Study Offers New Hope for Treatment-Resistant Prostate Cancer

Researchers at Sylvester Comprehensive Cancer Center at the University of Miami Miller School of Medicine have shown that they can circumvent a key mechanism in castration-resistant prostate cancer (CRPC) and possibly make immunotherapies more effective. By infusing nitric oxide (NO) into animal models, the team shrank tumors and paved the way for potential combination therapies. The study was published in Nature Cell Death & Disease.

“We’ve shown that, by treating these animals with exogenous nitric oxide, we reduce oxidative stress, sensitize tumors to a therapy that blocks the CSF1 receptor, and rebalance the immune components in the tumor microenvironment,” said Himanshu Arora, Ph.D., assistant professor at Sylvester and the Desai Sethi Urology Institute. “By doing this, we can reduce the burden of these highly resistant tumors.”

Many prostate tumors initially respond to anti-hormone therapies but, over time, can develop resistance. Researchers have been hunting for therapeutic alternatives, including immunotherapies, but with mixed results. One potential target is the CSF1 receptor, which plays a major role in choosing which macrophages populate the tumor microenvironment.

“The CSF1 receptor regulates macrophage polarization,” said Dr. Arora. “In this context, M1 macrophages destroy tumor cells while M2 macrophages suppress the immune response. But mutations can reregulate CSF1, creating more M2 cells and helping the tumor microenvironment grow and thrive.”

Identifying Why CDF1 Inhibition May Fail

Scientists have tried to block CSF1 and take control back from tumors, but this approach has thus far fallen short, suggesting that something else is in play.

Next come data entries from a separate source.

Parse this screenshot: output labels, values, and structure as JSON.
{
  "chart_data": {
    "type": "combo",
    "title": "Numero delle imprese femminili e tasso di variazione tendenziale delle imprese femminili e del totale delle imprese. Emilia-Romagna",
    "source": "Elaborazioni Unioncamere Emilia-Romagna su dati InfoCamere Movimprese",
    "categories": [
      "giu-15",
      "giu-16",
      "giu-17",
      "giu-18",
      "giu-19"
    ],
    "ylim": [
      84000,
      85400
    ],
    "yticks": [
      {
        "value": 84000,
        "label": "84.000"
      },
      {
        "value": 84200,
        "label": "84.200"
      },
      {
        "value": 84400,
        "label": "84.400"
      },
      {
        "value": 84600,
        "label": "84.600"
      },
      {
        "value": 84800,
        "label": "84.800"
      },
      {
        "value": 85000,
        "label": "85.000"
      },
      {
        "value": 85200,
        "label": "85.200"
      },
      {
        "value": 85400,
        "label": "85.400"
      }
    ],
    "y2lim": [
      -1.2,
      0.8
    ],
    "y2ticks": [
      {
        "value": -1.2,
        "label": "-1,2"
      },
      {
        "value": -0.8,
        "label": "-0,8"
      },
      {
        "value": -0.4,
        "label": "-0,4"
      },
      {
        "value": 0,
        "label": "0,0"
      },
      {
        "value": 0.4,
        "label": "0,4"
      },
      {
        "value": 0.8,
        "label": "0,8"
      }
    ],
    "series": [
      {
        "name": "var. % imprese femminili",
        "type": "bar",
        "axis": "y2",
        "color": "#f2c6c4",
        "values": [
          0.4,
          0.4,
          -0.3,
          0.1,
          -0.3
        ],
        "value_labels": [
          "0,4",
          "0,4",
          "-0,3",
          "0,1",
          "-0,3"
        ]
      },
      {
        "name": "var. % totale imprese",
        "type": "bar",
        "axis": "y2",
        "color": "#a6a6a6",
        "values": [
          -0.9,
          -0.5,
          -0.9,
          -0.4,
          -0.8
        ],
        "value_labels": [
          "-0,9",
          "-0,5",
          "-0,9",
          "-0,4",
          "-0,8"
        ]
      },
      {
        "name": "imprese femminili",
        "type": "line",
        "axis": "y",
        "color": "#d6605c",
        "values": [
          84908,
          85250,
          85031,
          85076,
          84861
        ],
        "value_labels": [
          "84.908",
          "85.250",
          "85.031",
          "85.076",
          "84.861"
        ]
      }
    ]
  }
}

In the study, the team identified a number of reasons that CSF1 inhibition can fail. One problem was increased oxidative stress in the tumor microenvironment, which counteracts CSF1 inhibition by disturbing the cellular balance between oxidizing molecules and antioxidants.

Even more importantly, the researchers showed that an enzyme called nitric oxidize synthase 3 (NOS3) loses function, no longer producing NO and generating a chain of events. Without NO, the CSF1 receptor cannot be nitrosylated, a protein modification that critically impacts its function. As a result, the unnitrosylated protein fails to properly govern the balance between M1 and M2 macrophages, boosting the cancer microenvironment and helping tumors resist CSF1 inhibition.

The team found that, by infusing NO, they could reduce the oxidative stress and support CSF1 nitrosylation, improving CSF1 inhibition and shrinking prostate tumors.

“This paper is a big deal because it helps us understand this important pathway and has definite treatment implications,” said Joshua Hare, M.D., the Miller School’s chief science officer and professor of molecular and cellular pharmacology. “Allowing for nitrosylation in this protein has a dramatic effect on treatment in this prostate cancer model and is extremely exciting.”

Additional Research

This work is only a start for Dr. Arora. He is also working with associate professor Fangliang Zhang, Ph.D., to understand how nitrosylation and another protein modification, called arginylation, impact immune resistance in high-grade prostate cancers. In addition, the Arora lab is investigating how these mechanisms may influence the efficacy of other immunotherapies, such as PD-L1 checkpoint inhibitors.

“We can combine these immunotherapies with NO to make them more effective,” said Dr. Arora. “We hope to begin preliminary, phase 1 clinical trials to test these therapies in combination and hopefully improve patient outcomes.”

Partners on the study included clinical researchers Ranjith Ramasamy, M.D., Thomas A. Masterson, M.D., and Sanoj Punnen, M.D.; post-doctoral researchers Fakiha Firdaus, Rehana Qureshi, and Raul Dulce; and medical students and interns Manish Kuchakulla, M.D., Yash Soni, and Khushi Shah.

“This article is the culmination of hard work and persistent input by the entire team,” said Dr. Arora. “We are deeply grateful for the continuous support we have received from Sylvester, the Desai Sethi Urology Institute, and the American Cancer Society, which allowed us to conduct this comprehensive research.”